Against Public Atheism
Whatever you think of National Conservatism, Timon Cline’s writeup on the Christian nature of the United States is well worth the read. It begins with a critique of Mark Tooley’s approach to public Christianity:
Tooley warns that coercion, which presumably encompasses culturally cultivated social stigma, never works. As a good son of the Great Awakenings, he insists that only spontaneous revival will root the nation in transcendence. Any hint of state involvement therein, any governmental thumb on the scale, would be counterproductive, making religion forced, stale, or counterfeit. Best to not meddle as to not muddle.
Hypothetically, if national conservatives are “establishmentarians,” then we could call Tooley’s position “public atheism.” This is not to imply that Tooley or Christians like him—and there are many—are disingenuous or embarrassed by Christianity and the Bible. Rather, public atheism is a typical right-liberal posture akin to what used to be called practical atheism.

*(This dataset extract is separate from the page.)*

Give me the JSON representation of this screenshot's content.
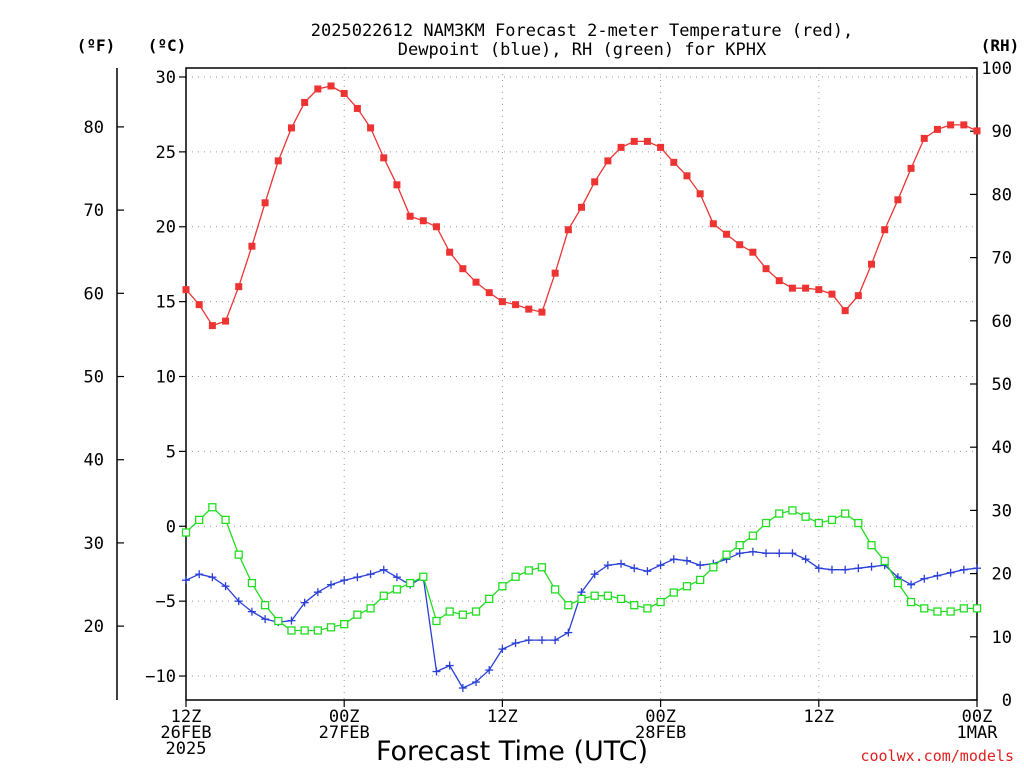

Public atheism, for our purposes, is marked by suspicion of, and hostility to, whatever smells of formal, state-level recognition and privileging (i.e., honor) of Christianity over and against other faiths on offer. It decries “public Christianity” as an artificial limitation of the realm of possibility. It is, in a word, pluralism, insofar as it features a kind of religious market fundamentalism.